One of the most iconic butterflies from my childhood is the Monarch Butterfly. It’s beautiful pattern of orange, white and black is recognizable to anyone who has spent time out of doors. There may come a time, however, when it will not be so easy to see. The numbers of monarch butterflies has fallen by 90% from its numbers in 1992. The milkweed plant population, indispensable to the monarch, is also down 90%. Milkweed plants are the only source of food for the monarch caterpillar, but these plants are under assault from destruction of habitat through human development and the widespread use of weed killer on the fields where they live. The increased interest in the plight of the monarch as led to an explosion of non-native milkweed that is easier for nurseries to grow and sell. These non-native plants have replaced native milkweed varieties upsetting the local ecosystems.
Monarch butterflies are the only butterflies to make a two-way migratory trip as birds do. Using environmental cues, the monarchs know when it is time to travel south for the winter. Monarchs use a combination of air currents and thermals to travel long distances. Some fly as far as 3,000 miles to reach their winter home. There are two primary populations: those from the East coast overwinter in mountainous areas of Mexico in the states of Mexico and Michoacan using the Oyamel fir forests as roosting sites. The monarchs living west of the Rocky Mountains overwinter in California along the Pacific coast near Santa Cruz and San Diego using the eucalyptus, Monterey pines and Monterey cypresses.
Monarch migration is a multi-generational phenomenon that can be explored at https://www.fs.fed.us/wildflowers/pollinators/Monarch_Butterfly/migration/. What is important to note is the absolute requirement of the APPROPRIATE variety of milkweed to support these beautiful creatures during their lifecycle. Here in Southern California there are two primary species, the Narrow Leaf Milkweed or Asclepias fascicularis and the California Milkweed or Asclepias californica. These two varieties go dormant in the winter. Information and pictures of these two varieties are available on the website for the California Native Plant Society (cnps).

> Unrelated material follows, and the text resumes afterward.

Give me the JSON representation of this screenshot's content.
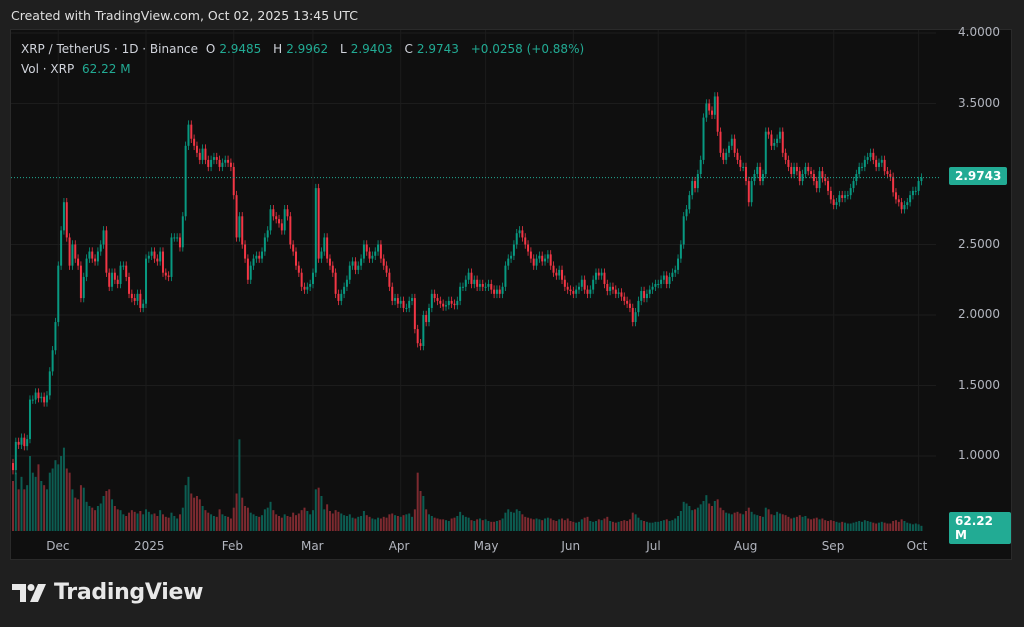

While milkweed has become a popular plant available at most plant nurseries, these two varieties are not always readily available. Varieties sold at most nurseries are popular because they offer year round color meaning they do not go dormant in the winter. These particular non-dormant varieties can be host to a parasite called Ophryocystis elektroscirrha (OE). Monarchs infected with large number of this parasite will likely not emerge from the chrysalis stage to continue their migration or, if the parasite load is less, will be less likely to migrate successfully.